DCC900 dropping out like crazy after recapping

So I’ve had this DCC900 since 1998. I bought it as clearance for $25 (!) and a Philips employee gave me 3 tapes when they found them at a warehouse. Way back in 2000 that DCC player was working flawlessly. Nowadays, not so much.

I found it in my attic the other day after watching a video about R/W board. So I plugged it in and was greeted with some recordings I had made 25 years ago. It played ok. But i only played for a few seconds to confirm it was working.

So i took it apart and indeed, two caps were starting to leak. I replaced all electrolytics. I used mostly ceramic caps for the job (since I have a lot of SMD parts), but for the 63uF ones I replaced them with 100uF, and the 2.2uF NP too.

After putting everything back, it did play. It plays analog just fine, and it was playing DCC for a while. So I tried recording. Using an optical cable from my PC I recorded at 48KHz, hit rewind, play, it worked. woo.

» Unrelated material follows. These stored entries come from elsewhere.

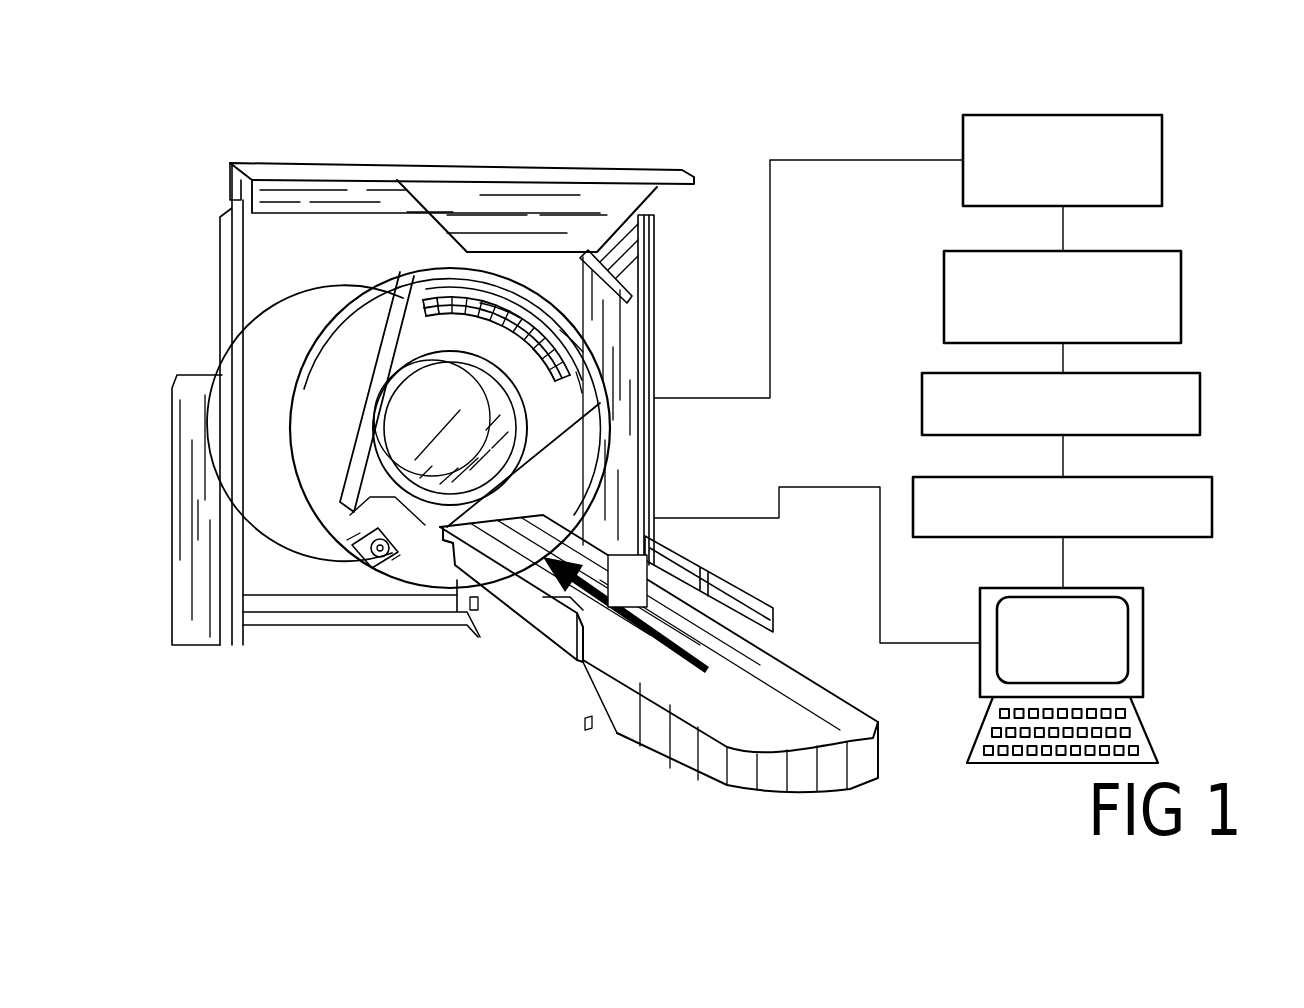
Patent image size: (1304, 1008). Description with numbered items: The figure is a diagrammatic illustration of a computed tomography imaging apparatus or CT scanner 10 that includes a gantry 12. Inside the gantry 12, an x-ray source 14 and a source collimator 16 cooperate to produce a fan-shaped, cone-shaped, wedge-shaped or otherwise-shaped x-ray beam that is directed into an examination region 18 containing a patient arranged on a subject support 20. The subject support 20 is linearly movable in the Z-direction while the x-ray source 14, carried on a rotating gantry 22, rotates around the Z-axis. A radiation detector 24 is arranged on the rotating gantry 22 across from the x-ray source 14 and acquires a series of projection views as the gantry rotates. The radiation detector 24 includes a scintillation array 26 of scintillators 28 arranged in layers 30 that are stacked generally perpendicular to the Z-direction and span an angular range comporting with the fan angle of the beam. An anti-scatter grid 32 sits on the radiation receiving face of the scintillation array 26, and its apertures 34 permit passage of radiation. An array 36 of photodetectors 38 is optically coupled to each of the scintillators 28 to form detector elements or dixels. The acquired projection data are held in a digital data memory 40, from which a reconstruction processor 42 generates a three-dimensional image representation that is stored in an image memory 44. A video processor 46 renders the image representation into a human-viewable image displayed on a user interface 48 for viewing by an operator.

The CT scanner 10 is at (692, 438).
The gantry 12 is at (445, 366).
The x-ray source 14 is at (362, 555).
The source collimator 16 is at (408, 417).
The examination region 18 is at (427, 415).
The subject support 20 is at (783, 712).
The rotating gantry 22 is at (372, 403).
The radiation detector 24 is at (540, 318).
The scintillation array 26 is at (583, 352).
The scintillators 28 is at (470, 298).
The layers 30 is at (413, 292).
The anti-scatter grid 32 is at (432, 313).
The apertures 34 is at (548, 370).
The array of photodetectors 36 is at (582, 393).
The photodetectors 38 is at (497, 306).
The digital data memory 40 is at (1148, 197).
The reconstruction processor 42 is at (1155, 335).
The image memory 44 is at (1192, 421).
The video processor 46 is at (1202, 524).
The user interface 48 is at (1143, 662).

so i tried recording a little more. and that’s when everything started failing. After those few recordings it no longer plays. But I’m not sure if it’s something else. I don’t know if it’s the pinch rollers, the felt pad, or an electrical problem. I tried service mode and in All errors mode i just see random garbage in a known recorded part of the tape. This is after trying to clean the pad which, i think, just made it worse since the pad is a little “deformed” now (i assume it’s not making proper contact against the head).

When playing, though, it does detect the parts that are recorded at 44k as 44k, and the B-side of the tape, which i recorded at 48k, is detected as 48k. It also (sometimes) stops at the markers. It even detects marker number.

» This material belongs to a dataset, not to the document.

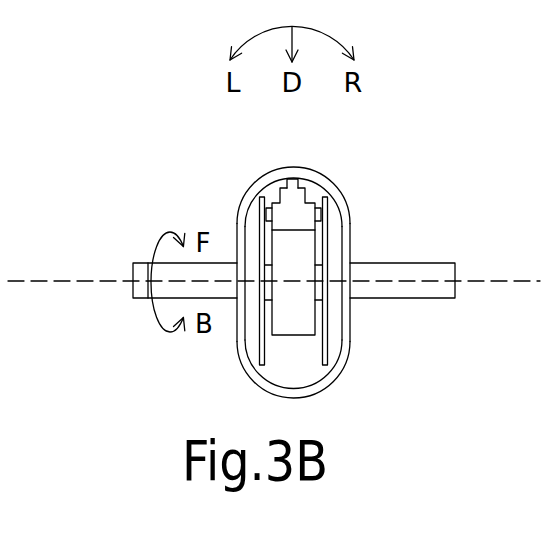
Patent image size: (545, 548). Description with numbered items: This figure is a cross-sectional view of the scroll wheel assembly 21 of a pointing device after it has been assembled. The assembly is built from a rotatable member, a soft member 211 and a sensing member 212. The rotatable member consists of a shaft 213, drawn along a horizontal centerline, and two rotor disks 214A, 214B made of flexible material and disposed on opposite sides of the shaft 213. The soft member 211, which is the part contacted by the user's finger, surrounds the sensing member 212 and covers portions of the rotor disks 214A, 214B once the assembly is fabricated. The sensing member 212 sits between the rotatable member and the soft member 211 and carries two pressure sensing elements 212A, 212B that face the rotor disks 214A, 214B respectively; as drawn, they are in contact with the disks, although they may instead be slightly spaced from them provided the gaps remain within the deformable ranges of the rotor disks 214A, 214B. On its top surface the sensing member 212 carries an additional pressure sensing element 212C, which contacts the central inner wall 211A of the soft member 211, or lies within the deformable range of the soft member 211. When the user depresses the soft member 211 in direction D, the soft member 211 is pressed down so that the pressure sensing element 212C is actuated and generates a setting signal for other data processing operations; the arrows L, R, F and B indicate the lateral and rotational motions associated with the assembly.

Should I stop what I’m doing now and somehow try to find a “known good” tape? The other two tapes I have are somewhere in the house, lost to time, sealed in their original package. I haven’t seen them in years.

I think it may not be related to the recapping. It COULD be a broken flex cable but I don’t think so. I don’t remember sticking anything magnetic near the head.

Anything else I can try before trying to buy a new DCC tape?

Well, against my experience, I decided to start messing with knobs and see what changed.

I decided to try changing the azimuth adjustment first. After some messing with it, it actually started playing. I had severe drop outs, like several seconds. After touching the azimuth i had choppy audio. So I kept turning the screw and it kept improving.

I also took a look at the tape speed adjustment, and read level. After touching these 3 my 25 year old tape started playing just fine. There is only an occasional drop out but nothing major. ALL ERRORS mode shows 00 00000000 with random 1-track errors here and there.

Recording is a different problem. It records, but it keeps dropping out. I think this may be a mechanical problem (pinch rollers) as playing a tape with errors may be more “forgiving” but writing with errors + reading with errors isn’t going to work.

Adjusting the record current helped but not significantly.

I think I’ll order a set of belts and pinch rollers and see.